Melissa and her family have proudly been producing grass-fed beef in Shelbyville, Kentucky since 2011. They produce high-quality products by focusing on sustainably managing their grass, forage, and cattle.
In April 2019, Melissa opened her Local Line account to offer an online ordering option for their customers. She liked that the platform was fully built out and that no extra time or development was needed. All she had to do was fill in their information, upload customers and products, and embed their new store into their website!
“Local Line does all the little things that I just like physically, mentally, emotionally do not have the time to do. When you have all of these orders coming in at one time, the platform automatically ticks down inventory and stops it when those rib eyes are sold or stops when that ground beef is sold. That is one less thing that I have to worry about.”
At the time, Melissa used Local Line as a secondary sales channel and focused predominantly on selling at the farmers’ markets and on-farm. When COVID-19 came crashing through, online sales started to skyrocket.
From March to July 2020, their sales increased more than $20,000!

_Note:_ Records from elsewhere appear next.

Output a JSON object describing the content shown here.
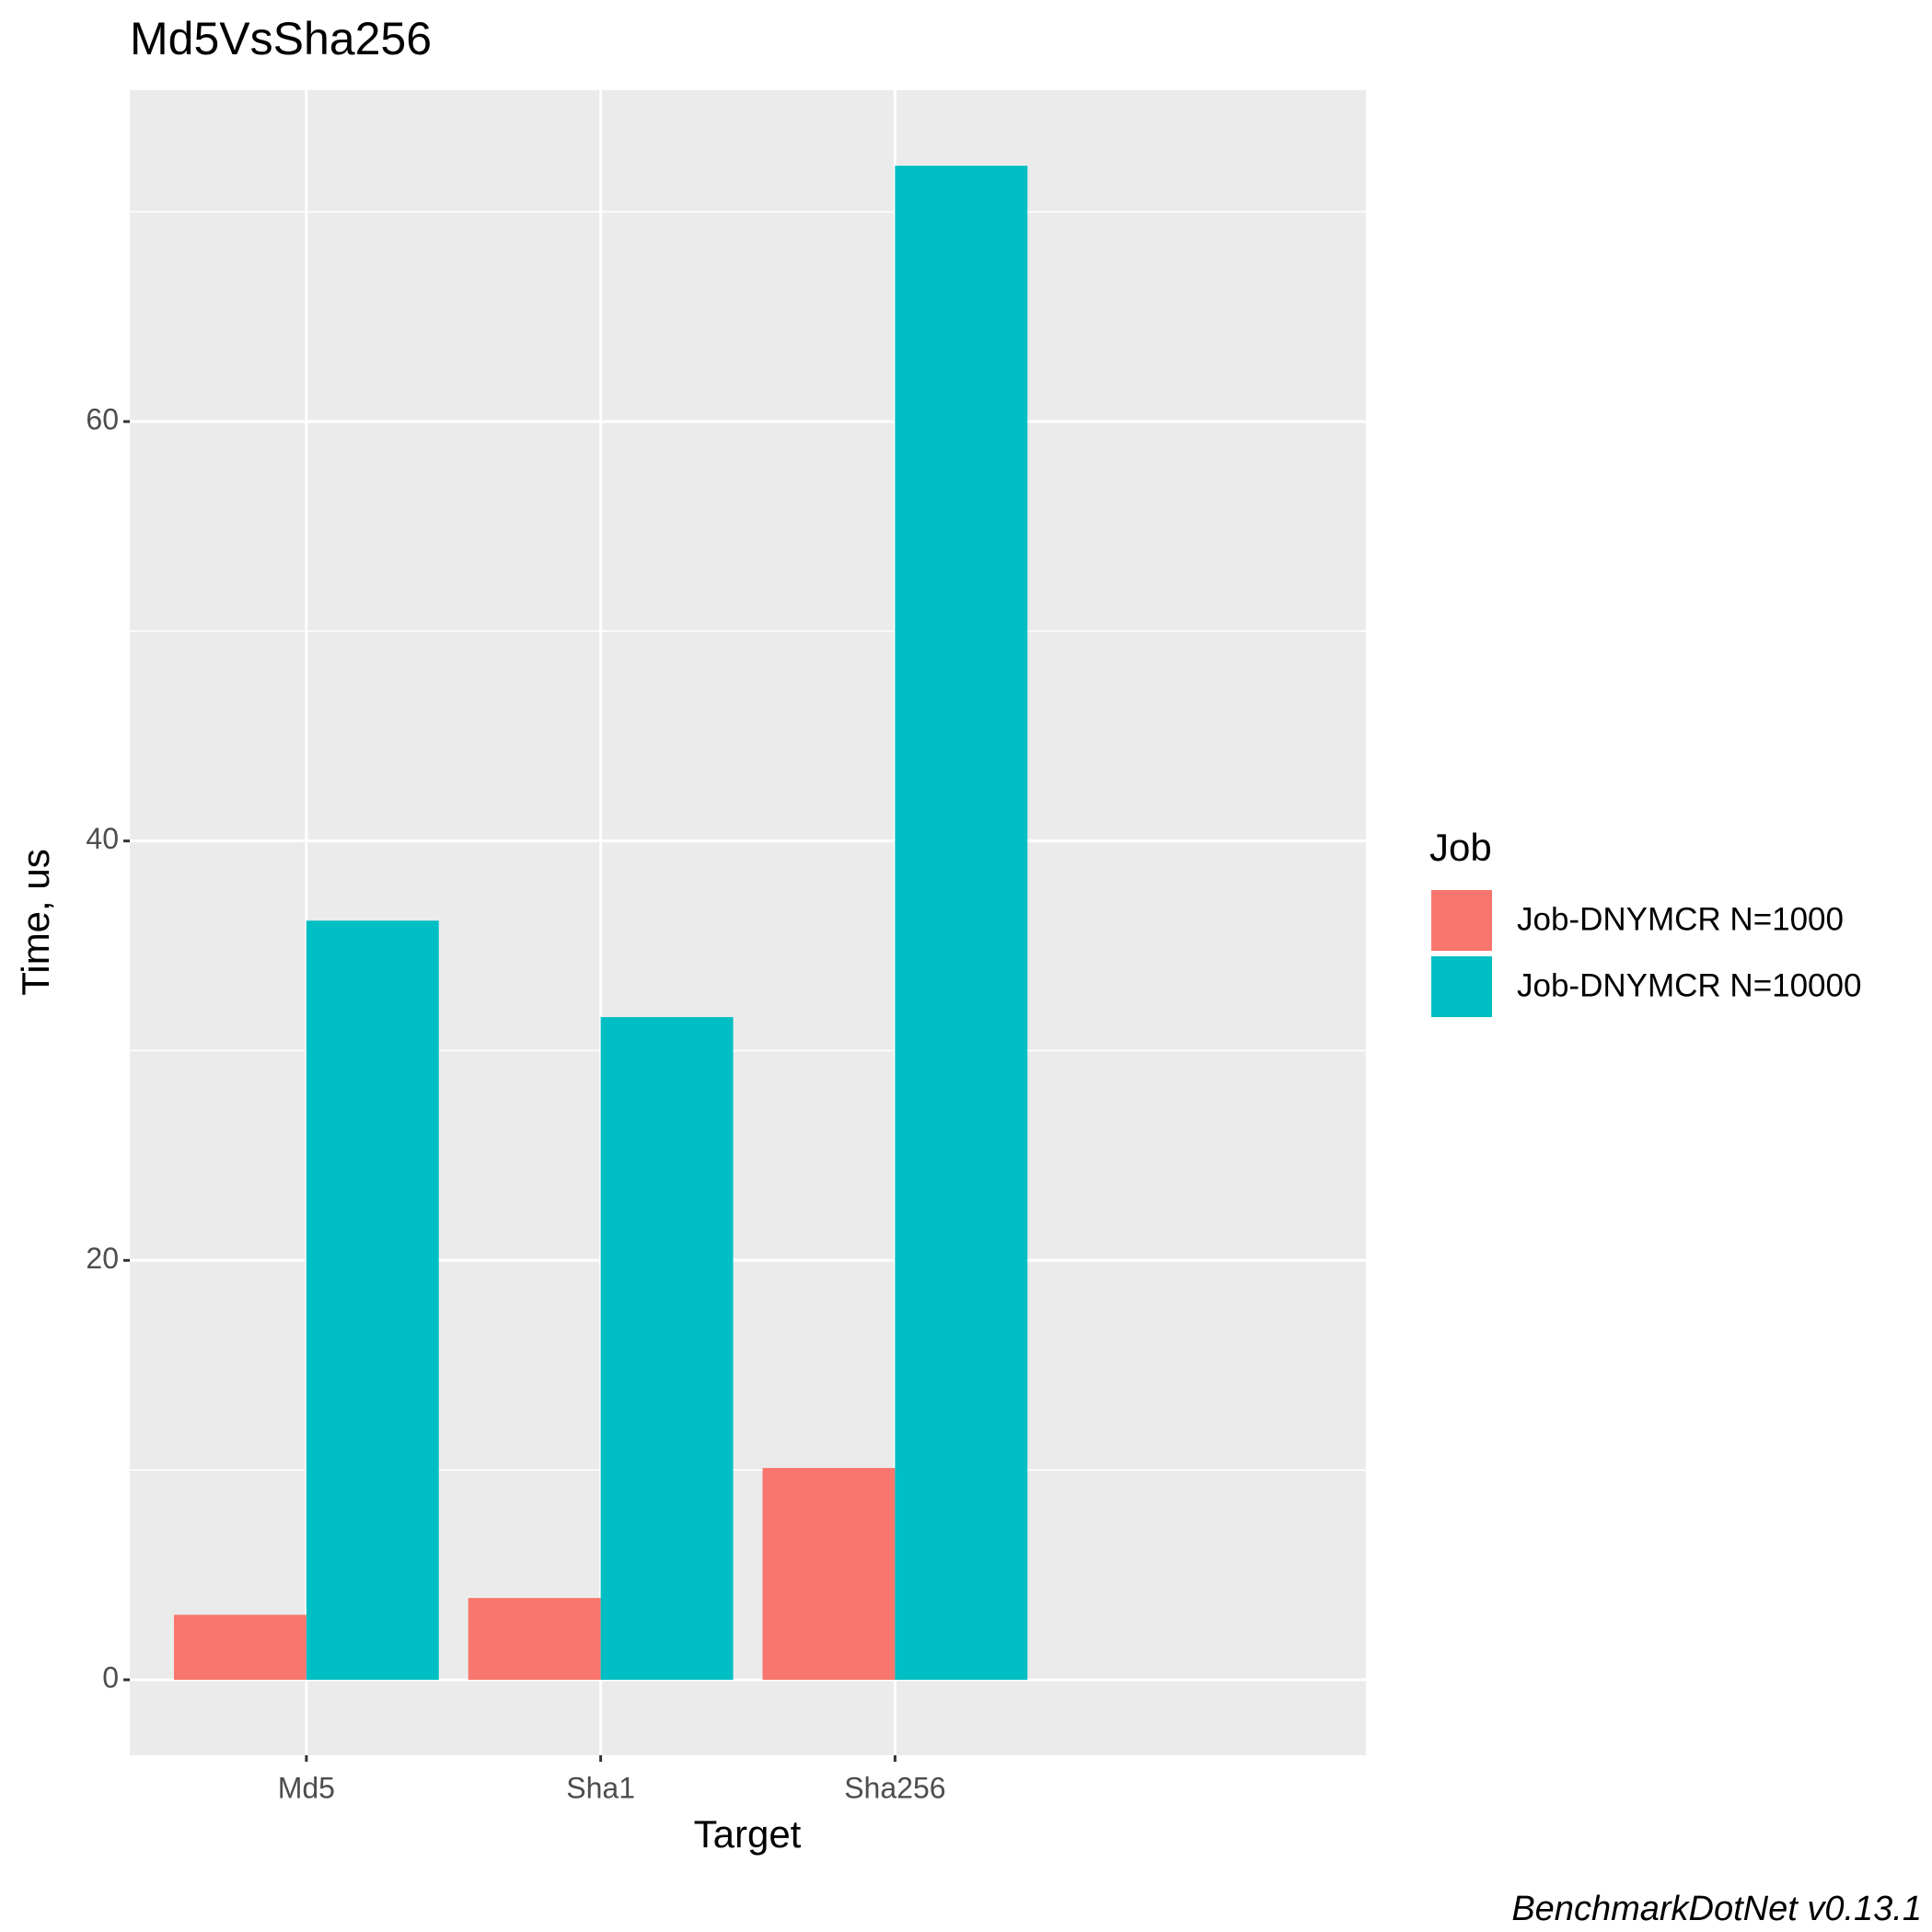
{
  "chart_data": {
    "type": "bar",
    "title": "Md5VsSha256",
    "categories": [
      "Md5",
      "Sha1",
      "Sha256"
    ],
    "series": [
      {
        "name": "Job-DNYMCR N=1000",
        "color": "#F8766D",
        "values": [
          3.1,
          3.9,
          10.1
        ]
      },
      {
        "name": "Job-DNYMCR N=10000",
        "color": "#00BFC4",
        "values": [
          36.2,
          31.6,
          72.2
        ]
      }
    ],
    "ylim": [
      -3.6,
      75.8
    ],
    "yticks": [
      0,
      20,
      40,
      60
    ],
    "minor_yticks": [
      10,
      30,
      50,
      70
    ],
    "xlabel": "Target",
    "ylabel": "Time, us",
    "legend_title": "Job",
    "caption": "BenchmarkDotNet v0.13.1",
    "grid": true
  }
}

Now, a year post-COVID-19, we caught up with Melissa to see how her journey with Local Line and selling online has evolved.
Reflecting back on the past year, Melissa is happy that she was able to quickly pivot her business online when COVID hit their state.

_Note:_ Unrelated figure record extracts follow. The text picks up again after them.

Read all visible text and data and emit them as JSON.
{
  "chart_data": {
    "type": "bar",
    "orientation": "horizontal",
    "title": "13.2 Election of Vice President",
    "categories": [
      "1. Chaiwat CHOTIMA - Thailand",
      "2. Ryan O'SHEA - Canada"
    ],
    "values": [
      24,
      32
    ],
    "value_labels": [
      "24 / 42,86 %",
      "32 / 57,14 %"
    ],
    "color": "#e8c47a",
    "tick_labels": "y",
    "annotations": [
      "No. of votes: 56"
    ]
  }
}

“I’ve been spending a lot of time reflecting back to a year ago what was happening. It was just insane. All of these orders for beef started rolling in because the grocery stores were bare. It was really cool because in a way all of these people that had never had local beef before were suddenly getting the opportunity to experience local beef, but it was incredibly overwhelming”.
Luckily, they were already set up with Local Line to start taking on incoming orders!
The biggest change in their business process a year later is that their Local Line store is now the first place Melissa sends customers.
“Immediately when someone asks me how do I order your beef? I’ll say go to our website, click on this button and order. That’s where I send people first. Whereas in the past, I would accept orders from every channel: phone, text message, email, etc.”
Moving forward, she’s looking to encourage customers for farm pick up and decrease their time spent at the farmers’ market. Having an online store allows them to do so.